Enfin, vous allez voir que le sujet n’intéresse pas du tout nos autorités de santé puisque les recommandations françaises les plus récentes (et donc officiellement toujours en vigueur) datent de 2001-2002 (c'est à dire une époque où on pouvait encore payer en francs).




Dernier point important pour la lecture de cet article, les liens d’intérêts que je peux avoir. D'habitude ce n'est pas un problème puisqu'en neurologie il y a assez peu de molécules en concurrence (sauf dans la SEP). Par contre dans la migraine il y a plus de 15 classes thérapeutiques, dont certaines sont représentées par plus de 10 molécules à peu près équivalentes. Si je devais toutes vous les présenter (comme je l'ai fait dans l'article consacré aux antiépileptiques) je ne m'en sortirai pas, et vous ne comprendriez rien. Donc dans ce qui suit je vais parfois vous parler de certaines molécules parce que je pense qu'elles ont un avantage par rapport à d'autres, et inversement en ignorer certaines. Personne ne m'a payé pour le faire mais par transparence vous devez savoir que j'ai des liens d’intérêt avec les laboratoires qui commercialisent des produits dans la sclérose en plaque dont certains vont aussi se lancer dans la migraine (et notamment les anti CGRP).

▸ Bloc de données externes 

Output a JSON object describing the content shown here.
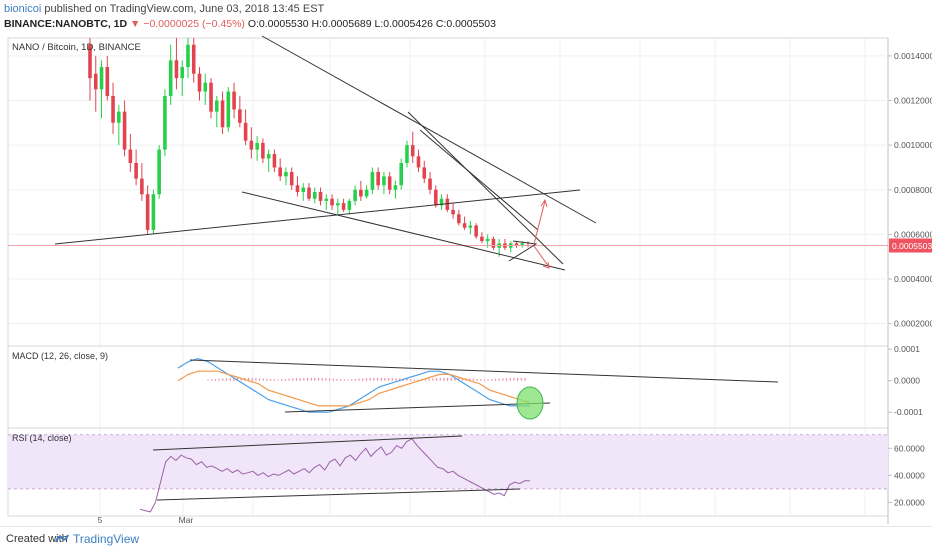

Voilà, on est plutôt pas mal et on va pouvoir attaquer. Le plan est simple : les cibles sur lesquelles on peut agir, les classes thérapeutiques qui peuvent agir sur ces cibles puis les conduites à tenir. Pour cette troisième partie, je partirais des dernières recommandations de la American Headache Society (ou AHS). A ces recommandations je vais retirer les molécules qui ne sont pas disponibles en France, puis vous indiquer celles qui ont l'AMM et celles qui ne l'ont pas, et enfin vous les hiérarchiser selon nos recommandations nationales même si elles sont obsolètes. Si vous vous demandez pourquoi je privilégie la AHS plutôt que la société française (si si elle existe), ou guinéenne ou suédoise, c'est parce que la AHS fait office de société savante internationale, et que ses recommandations datent de décembre 2018.

Vous êtes prêts ?

Parfait !

1- Les cibles sur lesquelles on peut agir. 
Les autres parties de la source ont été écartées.